Alejandro went on in this manner, discussing the different contingencies of his kelp situation. His mind seemed scattered, burnt out, overheated like a computer that was running too many programs. When he finished, Berg asked him if he knew where the jig was.
“I don’t know where I put it,” Alejandro said.
“But you were the last one to use it.”
“Look, I just said I don’t know,” he snapped. “Make a new one. It’s not difficult to make one.”
“I don’t know how to make one,” Berg said.
“Just think about it for one second,” Alejandro said. “It’s not hard. I don’t have time to explain it.”
Berg walked back up to the shop, hurt and irritated. He thought about their conversations in the forest. Alejandro was such a hypocrite. He preached equanimity and awareness and then he behaved like this, with a total lack of respect. It wasn’t Berg’s fault that Alejandro had lost the jig. Here he was, listening to Alejandro talk about his kelp problems for twen
ty minutes and then the guy wouldn’t give him one moment of assistance.
Back in the shop, Berg began designing a new jig. It turned out, to his dismay, that Alejandro was right. It was an easy tool to construct and he finished making it in less than an hour. He used the jig to rivet the plank he’d finished and then he took his lunch beneath the buckeye tree.
As he was eating, Alejandro walked past him.
“Hey, did you get that jig figured out?”
“Yes,” Berg said.
“Oh, good,” Alejandro said. “Well done. Do you need anything from the house?”
“No.”
“I’ll be up there for a little bit. Feel free to come find me if you need anything.”
Berg could tell he was trying to apologize. He’d probably figured out the kelp issue and, liberated from his frustration, become aware of how brusquely he’d spoken to Berg. That didn’t make it okay, Berg thought.
After lunch, Berg began to work on his next plank. At a certain point he paused and looked around the shop. His gaze settled on the photo of Alejandro and Uffa from many years ago, the one where both of them were wearing overalls. He was struck, again, by how young Uffa looked in the photo. His hair was long and fine, like some kind of Arthurian knight’s. As Berg looked at the photo, he imagined Uffa showing up at Alejandro’s doorstep, a lost teenage wastrel who had read some book and thought he knew who Alejandro was. He imagined Alejandro taking Uffa in, those first few days he spent teaching him how to sharpen chisels and how to sail. As he thought about this, something in his heart softened.
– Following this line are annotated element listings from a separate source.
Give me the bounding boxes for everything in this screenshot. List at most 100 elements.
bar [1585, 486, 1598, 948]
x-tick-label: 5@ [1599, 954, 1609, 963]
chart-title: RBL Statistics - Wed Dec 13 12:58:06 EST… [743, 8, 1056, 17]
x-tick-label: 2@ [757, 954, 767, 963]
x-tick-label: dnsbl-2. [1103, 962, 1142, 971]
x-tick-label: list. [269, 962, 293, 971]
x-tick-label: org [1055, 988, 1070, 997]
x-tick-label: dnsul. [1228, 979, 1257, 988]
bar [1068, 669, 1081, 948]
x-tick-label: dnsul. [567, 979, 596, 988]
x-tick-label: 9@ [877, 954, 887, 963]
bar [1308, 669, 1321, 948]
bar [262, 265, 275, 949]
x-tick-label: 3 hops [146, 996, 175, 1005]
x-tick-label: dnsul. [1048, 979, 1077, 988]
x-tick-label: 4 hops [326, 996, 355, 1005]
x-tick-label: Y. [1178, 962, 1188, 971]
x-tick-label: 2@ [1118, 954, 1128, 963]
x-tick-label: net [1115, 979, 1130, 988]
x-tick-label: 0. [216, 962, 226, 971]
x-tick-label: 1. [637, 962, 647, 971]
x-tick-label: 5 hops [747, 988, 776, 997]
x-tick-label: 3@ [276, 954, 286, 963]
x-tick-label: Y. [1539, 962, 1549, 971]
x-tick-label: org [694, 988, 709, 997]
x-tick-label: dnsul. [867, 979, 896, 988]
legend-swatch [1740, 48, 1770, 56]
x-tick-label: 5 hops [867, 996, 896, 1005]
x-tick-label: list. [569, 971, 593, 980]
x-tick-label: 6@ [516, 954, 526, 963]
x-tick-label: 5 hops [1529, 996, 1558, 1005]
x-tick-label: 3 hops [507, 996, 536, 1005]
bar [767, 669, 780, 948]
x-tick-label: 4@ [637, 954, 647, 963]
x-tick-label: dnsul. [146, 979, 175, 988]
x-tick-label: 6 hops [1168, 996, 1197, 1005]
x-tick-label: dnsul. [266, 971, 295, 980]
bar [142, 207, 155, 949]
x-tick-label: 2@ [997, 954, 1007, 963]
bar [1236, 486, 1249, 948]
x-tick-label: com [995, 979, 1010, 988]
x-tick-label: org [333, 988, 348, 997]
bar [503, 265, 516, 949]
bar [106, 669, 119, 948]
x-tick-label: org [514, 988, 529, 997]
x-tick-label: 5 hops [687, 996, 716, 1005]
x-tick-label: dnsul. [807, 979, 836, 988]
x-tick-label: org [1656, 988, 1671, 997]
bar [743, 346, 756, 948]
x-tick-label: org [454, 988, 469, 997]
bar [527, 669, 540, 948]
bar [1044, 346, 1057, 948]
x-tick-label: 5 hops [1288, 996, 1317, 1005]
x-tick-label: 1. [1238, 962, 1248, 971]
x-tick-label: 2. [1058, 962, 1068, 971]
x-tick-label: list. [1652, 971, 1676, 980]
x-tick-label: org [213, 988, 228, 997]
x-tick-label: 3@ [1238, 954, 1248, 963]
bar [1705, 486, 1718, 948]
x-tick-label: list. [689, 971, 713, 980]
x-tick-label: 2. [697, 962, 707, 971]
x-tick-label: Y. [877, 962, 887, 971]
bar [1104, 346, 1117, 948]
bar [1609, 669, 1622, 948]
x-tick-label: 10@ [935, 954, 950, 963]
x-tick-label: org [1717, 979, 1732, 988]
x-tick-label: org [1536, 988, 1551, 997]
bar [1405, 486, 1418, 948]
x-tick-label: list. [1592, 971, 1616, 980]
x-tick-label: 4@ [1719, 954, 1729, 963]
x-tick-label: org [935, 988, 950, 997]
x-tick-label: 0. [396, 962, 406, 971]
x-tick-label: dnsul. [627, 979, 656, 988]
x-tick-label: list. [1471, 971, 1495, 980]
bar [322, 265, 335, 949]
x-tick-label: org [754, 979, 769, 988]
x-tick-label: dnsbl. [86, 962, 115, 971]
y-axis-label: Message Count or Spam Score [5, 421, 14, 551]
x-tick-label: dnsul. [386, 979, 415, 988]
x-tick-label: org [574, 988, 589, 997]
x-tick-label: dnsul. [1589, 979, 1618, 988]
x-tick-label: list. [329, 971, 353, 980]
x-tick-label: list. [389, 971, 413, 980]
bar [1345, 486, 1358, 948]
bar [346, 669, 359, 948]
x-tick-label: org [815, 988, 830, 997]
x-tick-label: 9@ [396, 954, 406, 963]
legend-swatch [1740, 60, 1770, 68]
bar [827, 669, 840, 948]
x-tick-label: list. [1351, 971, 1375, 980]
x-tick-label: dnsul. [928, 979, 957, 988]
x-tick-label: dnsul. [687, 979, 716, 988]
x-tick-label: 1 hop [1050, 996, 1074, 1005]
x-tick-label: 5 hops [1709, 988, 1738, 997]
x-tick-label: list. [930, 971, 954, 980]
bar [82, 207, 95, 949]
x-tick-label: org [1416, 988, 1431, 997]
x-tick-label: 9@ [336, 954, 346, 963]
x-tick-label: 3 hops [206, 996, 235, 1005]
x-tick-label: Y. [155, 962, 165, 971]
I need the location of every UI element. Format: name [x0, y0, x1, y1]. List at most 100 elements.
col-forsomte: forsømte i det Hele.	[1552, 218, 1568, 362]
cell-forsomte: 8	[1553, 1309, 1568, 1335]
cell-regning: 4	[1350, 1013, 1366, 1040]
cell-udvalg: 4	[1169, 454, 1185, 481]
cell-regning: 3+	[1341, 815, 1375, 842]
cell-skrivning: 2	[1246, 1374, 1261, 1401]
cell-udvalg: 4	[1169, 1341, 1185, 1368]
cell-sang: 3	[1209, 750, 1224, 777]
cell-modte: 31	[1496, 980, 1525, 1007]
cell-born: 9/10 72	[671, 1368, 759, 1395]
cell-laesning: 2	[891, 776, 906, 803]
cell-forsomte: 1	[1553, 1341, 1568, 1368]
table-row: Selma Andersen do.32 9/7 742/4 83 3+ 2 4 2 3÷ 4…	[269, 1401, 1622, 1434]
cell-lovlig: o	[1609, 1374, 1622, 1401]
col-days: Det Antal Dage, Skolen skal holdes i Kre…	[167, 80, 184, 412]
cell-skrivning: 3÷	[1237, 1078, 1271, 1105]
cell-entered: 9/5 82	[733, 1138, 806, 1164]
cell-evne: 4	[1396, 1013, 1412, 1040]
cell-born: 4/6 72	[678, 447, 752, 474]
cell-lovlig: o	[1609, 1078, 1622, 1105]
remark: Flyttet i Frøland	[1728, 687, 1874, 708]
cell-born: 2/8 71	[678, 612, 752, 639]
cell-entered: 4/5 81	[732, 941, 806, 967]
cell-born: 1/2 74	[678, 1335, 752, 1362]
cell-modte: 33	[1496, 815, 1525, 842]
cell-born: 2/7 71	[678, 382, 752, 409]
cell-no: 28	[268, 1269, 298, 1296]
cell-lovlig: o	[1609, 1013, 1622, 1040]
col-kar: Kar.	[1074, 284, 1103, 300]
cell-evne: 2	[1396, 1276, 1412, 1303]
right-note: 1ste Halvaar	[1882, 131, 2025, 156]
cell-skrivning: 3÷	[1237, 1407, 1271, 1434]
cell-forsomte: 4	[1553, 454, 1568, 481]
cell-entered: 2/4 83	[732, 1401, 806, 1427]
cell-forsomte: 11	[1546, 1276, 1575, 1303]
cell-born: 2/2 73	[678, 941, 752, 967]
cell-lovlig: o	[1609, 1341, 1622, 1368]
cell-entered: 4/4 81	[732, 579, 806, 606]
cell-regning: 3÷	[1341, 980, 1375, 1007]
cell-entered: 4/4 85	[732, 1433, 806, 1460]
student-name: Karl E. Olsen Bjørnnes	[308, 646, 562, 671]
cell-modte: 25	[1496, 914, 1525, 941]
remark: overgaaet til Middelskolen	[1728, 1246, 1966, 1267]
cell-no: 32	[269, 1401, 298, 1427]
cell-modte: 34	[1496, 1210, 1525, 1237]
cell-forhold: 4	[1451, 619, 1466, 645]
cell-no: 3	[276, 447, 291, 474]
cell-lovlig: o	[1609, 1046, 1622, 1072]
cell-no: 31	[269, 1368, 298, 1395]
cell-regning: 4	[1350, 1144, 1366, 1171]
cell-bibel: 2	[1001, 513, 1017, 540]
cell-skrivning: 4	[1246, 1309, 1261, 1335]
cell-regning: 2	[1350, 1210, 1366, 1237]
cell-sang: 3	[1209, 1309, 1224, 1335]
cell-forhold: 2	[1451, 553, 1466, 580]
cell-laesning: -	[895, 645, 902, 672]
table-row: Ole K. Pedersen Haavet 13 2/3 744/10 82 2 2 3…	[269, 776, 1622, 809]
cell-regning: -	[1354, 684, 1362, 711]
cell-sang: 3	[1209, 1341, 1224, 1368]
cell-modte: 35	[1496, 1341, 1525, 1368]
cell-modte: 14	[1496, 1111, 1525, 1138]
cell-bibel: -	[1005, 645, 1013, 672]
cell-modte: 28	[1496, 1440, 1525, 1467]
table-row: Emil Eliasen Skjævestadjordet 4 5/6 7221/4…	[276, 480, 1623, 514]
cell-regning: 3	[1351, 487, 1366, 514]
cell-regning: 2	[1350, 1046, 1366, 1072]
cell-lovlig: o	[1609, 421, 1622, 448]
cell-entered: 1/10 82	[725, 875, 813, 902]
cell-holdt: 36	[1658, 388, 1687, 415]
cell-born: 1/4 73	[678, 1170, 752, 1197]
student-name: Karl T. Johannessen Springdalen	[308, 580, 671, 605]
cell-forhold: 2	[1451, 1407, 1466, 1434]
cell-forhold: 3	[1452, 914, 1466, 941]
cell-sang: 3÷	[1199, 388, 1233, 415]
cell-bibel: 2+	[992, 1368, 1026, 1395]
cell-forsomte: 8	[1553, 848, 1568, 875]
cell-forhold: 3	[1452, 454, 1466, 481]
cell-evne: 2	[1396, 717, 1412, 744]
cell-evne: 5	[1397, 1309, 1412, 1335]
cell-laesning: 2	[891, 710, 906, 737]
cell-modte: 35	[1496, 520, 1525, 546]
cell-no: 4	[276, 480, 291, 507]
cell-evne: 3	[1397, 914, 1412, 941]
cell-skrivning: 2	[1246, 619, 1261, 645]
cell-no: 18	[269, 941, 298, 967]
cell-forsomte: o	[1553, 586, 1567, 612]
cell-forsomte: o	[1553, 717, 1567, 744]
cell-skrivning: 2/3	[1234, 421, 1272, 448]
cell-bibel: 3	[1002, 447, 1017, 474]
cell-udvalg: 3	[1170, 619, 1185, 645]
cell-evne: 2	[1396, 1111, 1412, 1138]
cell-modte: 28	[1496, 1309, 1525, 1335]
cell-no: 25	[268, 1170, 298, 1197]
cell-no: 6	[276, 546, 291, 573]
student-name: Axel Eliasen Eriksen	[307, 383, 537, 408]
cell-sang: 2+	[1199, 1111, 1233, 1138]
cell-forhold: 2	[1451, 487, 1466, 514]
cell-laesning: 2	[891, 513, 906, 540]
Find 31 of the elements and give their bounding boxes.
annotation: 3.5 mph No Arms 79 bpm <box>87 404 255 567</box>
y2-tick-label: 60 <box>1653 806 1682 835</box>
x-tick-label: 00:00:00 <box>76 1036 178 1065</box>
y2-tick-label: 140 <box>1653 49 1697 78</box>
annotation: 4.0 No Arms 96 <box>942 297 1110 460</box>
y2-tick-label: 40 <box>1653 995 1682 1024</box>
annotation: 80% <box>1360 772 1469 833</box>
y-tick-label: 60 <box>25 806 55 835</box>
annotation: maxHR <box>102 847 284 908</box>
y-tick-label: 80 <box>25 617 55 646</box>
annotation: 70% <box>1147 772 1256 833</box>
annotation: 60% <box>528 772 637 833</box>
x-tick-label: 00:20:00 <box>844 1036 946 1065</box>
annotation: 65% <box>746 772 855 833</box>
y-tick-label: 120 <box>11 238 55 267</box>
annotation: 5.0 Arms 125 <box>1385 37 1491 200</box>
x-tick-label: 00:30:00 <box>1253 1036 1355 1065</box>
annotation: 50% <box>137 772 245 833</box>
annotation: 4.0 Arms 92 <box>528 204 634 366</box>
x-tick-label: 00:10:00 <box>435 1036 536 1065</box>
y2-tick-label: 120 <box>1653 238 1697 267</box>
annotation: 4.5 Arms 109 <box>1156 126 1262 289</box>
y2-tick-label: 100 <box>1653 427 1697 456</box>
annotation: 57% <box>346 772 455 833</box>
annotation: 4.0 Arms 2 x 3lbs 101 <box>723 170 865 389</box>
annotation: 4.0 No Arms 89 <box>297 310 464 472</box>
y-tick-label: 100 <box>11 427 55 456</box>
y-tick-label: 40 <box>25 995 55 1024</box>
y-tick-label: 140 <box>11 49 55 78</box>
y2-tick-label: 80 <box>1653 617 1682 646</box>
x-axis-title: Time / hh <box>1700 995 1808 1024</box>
He realized that he was giving Alejandro no leeway, no room for error. He had made him into an idol, long ago, and if he seemed for a moment imperfect, Berg felt betrayed.
He took the jig from the workbench, pocketed it, and walked over to the farmhouse. Alejandro was in the kitchen, drinking coffee and rolling a cigarette. Berg took the jig out of his pocket and showed it to him.
“This is the new one,” he said brightly. Alejandro took the jig in his hands. Berg poured himself a cup of coffee and sat down next to him.